Everyday Learning Corp. (now a subsidiary of McGraw-Hill)



Management:  CEO Jo Anne Schiller (when a private company)

Lead Venture Capital Partner:  ARCH Venture Partners

Headquarters: Columbus, OH (today); Chicago, IL (when private)

Web site:  www.MHEonline.com

When Jo Anne Schiller oversaw Everyday Learning Corp., a publisher of educational material, every day proved a learning experience for the entrepreneur. The businesswoman, who was in the education field, had been recruited by ARCH Venture Partner’s co-founder Robert Nelsen as the start up’s initial CEO in 1988 to commercialize and market University of Chicago Professor Max Bell’s revolutionary K-6 math curriculum. Initially, that seemed a daunting assignment since Bell’s concept, very effective in a research environment, didn’t seem to have commercial appeal. 

But that’s when ARCH Venture Partners came to Schiller’s rescue. The Chicago provider of seed and early-stage venture capital for tech firms was just getting started back then and, indeed, Nelsen had identified Bell’s promising math project as a commercial venture. ARCH gave Schiller $170,000 for Everyday Learning as ARCH’s third portfolio company. That plus $50,000 from the Evanston Business Investment Corp. served as her initial funding. 

That amount wasn’t very much, Schiller says, “especially when you considered that most publishers put upward of $50 million into the development of their math program. Still, the timing proved ripe since the educational field signaled it was the time to publish a different kind of math program.

Snapshot of Everyday Learning 

  • Bob Nelsen, co-founder of ARCH Private Ventures, identified University of Chicago Professor Max Bell’s promising math project.
  • Nelsen then recruited Jo Anne Schiller in 1988 to shepherd the fledgling company
  • ARCH Private Ventures furnished start-up funds, business counsel, expertise.
  • After initial year, sales doubled each year as new math programs got released. 
  • Tribune Company bought it in 1995; sales further rose.
  • McGraw-Hill bought company in 2000.   

The company began with a kindergarten program and a teacher-development program and a few customers. First-year revenues were $100,000 and that climbed to $500,000 in the second year when the first-grade math program was published. Everyday Learning broke even that second year, and revenues began to double every year, enabling the company to support itself from just its revenue. 

Again, ARCH proved a great partner. It provided the company with a start-up structure and was willing to look at a 110-year time frame, if necessary. It guaranteed Schiller’s bank note when it exceeded Everyday Learning’s assets due to seasonal book-purchasing factors. That guarantee, she says, was even more important than the need for a second funding. ARCH also provided a lawyer who worked with the venture capital firm’s companies, and he gave welcome legal support as Everyday Learning incorporated and filed for patents and copyrights.

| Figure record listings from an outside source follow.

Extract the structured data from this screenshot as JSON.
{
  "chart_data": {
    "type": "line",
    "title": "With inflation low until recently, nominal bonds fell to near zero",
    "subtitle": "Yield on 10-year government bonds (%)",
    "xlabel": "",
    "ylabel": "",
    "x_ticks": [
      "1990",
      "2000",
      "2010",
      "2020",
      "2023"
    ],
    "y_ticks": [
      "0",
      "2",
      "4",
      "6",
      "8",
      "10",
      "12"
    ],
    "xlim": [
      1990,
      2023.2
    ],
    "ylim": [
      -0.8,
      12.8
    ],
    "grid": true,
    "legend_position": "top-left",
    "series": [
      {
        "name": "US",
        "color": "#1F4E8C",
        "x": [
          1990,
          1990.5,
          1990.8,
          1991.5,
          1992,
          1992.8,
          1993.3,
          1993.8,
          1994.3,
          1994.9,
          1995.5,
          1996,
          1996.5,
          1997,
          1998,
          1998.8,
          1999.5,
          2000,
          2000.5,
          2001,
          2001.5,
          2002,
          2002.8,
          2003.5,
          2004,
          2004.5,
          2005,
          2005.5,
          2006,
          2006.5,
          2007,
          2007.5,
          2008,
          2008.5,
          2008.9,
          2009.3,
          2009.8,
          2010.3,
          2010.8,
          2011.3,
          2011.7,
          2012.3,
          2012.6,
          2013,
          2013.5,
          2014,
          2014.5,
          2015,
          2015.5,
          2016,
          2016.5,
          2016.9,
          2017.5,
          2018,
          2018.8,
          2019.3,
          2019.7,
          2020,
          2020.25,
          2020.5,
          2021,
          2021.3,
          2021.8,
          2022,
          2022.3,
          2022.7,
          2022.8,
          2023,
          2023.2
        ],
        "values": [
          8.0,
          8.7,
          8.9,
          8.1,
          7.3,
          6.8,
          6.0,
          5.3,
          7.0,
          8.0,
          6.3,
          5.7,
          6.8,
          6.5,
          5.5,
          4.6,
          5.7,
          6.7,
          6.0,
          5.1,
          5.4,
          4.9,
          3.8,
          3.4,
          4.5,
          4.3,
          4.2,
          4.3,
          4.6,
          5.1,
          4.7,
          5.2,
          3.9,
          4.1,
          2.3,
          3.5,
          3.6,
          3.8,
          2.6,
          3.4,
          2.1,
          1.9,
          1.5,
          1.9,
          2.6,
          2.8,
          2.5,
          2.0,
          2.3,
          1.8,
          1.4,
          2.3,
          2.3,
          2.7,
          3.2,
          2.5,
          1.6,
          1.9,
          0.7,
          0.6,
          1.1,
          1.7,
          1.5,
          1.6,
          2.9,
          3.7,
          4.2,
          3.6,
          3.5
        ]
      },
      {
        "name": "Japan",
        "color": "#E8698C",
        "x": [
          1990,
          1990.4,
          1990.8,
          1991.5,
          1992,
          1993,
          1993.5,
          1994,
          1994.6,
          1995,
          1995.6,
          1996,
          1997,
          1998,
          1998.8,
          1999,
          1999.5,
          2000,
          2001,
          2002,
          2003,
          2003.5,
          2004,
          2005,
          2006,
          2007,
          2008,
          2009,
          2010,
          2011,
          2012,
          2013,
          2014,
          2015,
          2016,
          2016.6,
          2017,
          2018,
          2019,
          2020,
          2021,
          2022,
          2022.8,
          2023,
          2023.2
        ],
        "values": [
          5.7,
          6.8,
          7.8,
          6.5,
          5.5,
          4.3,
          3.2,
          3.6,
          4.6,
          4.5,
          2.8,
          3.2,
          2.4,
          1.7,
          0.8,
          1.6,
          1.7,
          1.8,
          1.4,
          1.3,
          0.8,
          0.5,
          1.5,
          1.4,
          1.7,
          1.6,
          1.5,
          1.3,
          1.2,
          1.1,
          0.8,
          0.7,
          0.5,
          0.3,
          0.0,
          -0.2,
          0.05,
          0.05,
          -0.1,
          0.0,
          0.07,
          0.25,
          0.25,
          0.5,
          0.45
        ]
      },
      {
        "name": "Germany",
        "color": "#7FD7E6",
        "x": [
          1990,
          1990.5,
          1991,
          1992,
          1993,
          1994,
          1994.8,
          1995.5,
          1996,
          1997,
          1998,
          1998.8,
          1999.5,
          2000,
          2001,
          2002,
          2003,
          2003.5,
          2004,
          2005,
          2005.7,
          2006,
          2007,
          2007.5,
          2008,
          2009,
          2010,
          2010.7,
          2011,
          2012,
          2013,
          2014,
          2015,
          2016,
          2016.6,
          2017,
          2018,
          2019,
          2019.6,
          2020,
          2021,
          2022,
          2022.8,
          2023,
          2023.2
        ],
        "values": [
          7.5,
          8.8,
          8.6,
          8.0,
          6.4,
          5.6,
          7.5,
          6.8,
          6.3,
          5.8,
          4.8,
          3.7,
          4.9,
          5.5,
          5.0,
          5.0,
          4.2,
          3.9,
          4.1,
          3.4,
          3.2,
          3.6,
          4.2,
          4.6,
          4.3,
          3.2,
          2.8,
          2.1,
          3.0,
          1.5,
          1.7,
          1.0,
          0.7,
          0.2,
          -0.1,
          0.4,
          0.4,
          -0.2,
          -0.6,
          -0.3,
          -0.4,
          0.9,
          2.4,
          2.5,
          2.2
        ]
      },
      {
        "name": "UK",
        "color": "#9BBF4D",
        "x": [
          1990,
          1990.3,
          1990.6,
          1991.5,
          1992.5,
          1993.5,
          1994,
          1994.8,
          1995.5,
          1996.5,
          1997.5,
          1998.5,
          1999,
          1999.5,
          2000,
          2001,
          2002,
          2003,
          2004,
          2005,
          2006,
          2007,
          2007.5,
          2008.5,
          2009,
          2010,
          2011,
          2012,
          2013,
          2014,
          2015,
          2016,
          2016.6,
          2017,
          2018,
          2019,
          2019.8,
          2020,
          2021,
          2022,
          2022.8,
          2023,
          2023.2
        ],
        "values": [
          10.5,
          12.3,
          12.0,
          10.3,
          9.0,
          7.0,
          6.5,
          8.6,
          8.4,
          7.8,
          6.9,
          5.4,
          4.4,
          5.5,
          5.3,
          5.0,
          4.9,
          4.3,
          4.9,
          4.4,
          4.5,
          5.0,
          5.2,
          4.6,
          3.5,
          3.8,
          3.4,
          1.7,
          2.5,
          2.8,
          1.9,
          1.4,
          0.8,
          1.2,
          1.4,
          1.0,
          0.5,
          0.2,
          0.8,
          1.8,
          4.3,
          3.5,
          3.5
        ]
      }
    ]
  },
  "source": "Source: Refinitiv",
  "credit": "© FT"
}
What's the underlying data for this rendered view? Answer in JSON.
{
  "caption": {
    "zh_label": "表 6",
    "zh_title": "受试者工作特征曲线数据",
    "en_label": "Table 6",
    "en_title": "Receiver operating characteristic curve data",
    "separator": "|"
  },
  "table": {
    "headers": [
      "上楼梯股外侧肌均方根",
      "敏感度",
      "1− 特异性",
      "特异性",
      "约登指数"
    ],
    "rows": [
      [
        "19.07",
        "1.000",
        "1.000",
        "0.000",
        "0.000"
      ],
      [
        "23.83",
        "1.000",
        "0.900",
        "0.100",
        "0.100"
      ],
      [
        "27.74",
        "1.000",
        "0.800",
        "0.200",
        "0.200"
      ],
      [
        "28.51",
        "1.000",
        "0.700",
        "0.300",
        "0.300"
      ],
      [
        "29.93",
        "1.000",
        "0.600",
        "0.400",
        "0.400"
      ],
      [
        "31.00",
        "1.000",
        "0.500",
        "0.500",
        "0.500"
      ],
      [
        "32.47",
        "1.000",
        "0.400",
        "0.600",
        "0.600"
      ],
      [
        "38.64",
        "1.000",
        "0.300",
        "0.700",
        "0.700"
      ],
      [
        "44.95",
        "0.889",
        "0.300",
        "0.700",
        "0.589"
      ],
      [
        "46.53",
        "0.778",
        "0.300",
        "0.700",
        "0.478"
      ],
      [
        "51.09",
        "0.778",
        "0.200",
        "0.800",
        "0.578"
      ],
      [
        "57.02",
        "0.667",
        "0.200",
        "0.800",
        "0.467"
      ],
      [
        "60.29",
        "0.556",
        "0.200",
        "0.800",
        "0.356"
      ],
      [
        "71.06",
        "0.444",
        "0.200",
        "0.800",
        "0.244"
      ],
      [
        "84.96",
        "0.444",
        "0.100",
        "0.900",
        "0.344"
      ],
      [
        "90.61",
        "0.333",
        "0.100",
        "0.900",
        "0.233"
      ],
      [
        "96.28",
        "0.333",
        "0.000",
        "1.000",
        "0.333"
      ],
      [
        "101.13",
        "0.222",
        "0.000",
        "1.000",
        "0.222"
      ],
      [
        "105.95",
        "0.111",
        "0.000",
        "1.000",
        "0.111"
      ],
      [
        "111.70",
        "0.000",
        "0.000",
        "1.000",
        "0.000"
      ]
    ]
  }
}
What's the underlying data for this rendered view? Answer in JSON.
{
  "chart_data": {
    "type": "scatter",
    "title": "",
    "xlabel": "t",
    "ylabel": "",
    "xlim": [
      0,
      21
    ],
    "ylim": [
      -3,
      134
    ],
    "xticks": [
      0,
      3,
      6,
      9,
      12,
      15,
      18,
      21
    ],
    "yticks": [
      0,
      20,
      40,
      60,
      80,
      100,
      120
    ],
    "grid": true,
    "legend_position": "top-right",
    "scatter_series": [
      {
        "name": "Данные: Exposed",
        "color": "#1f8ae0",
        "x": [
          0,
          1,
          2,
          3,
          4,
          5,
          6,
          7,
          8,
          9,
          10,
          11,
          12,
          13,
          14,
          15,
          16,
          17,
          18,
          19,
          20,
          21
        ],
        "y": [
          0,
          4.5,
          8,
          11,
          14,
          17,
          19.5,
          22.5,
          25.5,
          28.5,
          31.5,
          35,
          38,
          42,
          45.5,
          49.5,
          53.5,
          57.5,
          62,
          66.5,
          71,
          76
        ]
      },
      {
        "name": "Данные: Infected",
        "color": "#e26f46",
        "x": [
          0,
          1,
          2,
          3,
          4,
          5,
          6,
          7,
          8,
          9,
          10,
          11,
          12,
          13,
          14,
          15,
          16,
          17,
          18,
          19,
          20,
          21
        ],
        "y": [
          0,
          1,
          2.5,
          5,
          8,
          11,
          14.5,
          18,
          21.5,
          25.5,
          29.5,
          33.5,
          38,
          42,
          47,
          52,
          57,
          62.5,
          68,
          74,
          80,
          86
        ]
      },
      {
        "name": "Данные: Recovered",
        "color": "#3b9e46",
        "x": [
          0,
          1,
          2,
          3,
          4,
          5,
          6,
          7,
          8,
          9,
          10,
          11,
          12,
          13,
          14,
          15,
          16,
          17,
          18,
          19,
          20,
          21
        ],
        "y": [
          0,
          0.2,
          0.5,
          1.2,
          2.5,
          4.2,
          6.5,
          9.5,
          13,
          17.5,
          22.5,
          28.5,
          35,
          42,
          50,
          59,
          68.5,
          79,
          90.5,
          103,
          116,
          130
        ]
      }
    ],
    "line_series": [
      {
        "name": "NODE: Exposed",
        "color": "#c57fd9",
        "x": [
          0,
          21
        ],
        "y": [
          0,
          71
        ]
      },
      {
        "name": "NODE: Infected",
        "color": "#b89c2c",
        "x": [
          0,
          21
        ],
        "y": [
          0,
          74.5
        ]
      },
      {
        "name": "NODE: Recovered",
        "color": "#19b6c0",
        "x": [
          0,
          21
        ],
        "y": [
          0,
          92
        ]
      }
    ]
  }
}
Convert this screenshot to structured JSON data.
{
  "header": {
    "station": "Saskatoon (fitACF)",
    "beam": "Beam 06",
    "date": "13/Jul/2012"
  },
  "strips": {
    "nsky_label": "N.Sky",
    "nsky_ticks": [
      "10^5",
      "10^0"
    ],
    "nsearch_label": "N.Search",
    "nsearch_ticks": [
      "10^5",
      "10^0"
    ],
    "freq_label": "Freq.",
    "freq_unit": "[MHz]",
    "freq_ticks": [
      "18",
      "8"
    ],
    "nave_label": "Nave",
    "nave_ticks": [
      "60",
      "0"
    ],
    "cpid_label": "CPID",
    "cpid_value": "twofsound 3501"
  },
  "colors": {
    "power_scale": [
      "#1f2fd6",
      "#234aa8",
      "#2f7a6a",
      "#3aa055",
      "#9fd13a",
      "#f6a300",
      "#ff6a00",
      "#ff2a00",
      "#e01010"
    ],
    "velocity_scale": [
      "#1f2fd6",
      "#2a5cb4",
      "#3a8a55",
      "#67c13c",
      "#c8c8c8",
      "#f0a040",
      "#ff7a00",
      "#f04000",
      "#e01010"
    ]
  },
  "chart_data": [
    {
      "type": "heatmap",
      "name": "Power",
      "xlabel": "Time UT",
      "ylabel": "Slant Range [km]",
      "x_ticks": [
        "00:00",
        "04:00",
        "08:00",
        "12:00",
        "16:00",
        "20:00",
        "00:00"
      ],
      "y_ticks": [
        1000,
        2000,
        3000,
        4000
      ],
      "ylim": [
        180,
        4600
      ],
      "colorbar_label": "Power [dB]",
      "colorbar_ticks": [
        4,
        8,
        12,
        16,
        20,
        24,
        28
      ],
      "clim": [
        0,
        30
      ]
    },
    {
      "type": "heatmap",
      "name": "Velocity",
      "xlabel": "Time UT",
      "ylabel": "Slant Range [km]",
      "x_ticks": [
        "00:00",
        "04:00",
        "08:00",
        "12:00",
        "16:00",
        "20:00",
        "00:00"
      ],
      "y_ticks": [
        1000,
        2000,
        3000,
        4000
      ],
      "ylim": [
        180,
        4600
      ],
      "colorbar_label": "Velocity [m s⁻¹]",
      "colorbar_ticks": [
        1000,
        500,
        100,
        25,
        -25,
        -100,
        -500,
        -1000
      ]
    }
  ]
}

Schiller also found the perfect sales-and-marketing chief in Tom Wise, who had taken early retirement a couple of years before. He hired retired sales reps who knew the territory and educational customers, and they became the industry’s first independent reps selling a core curriculum. But sales took off, climbing to about $14 million by 1995, and helped by the publication of the second and third grade math programs. A $5 million National Science Foundation grant to Bell enabled him to begin writing the programs for grades four through six.

As Everyday Learning and Bell were getting started on fifth grade, the Chicago Tribune became interested in the company. The Tribune was starting an educational publishing business and had made a couple of acquisitions. In 1995, Tribune bought the company for $25 million. During the next five years, Everyday Learning completed the math curriculum and began a second edition. It also started a K-12 health curriculum.

In 2000, Tribune sold its educational companies, including Everyday Learning, to McGraw Hill, where the company resides today. By 2005, it was the top-selling elementary mathematics curriculum with an estimated 19 percent of the market. 
For Everyday Learning and Schiller, all the numbers added up.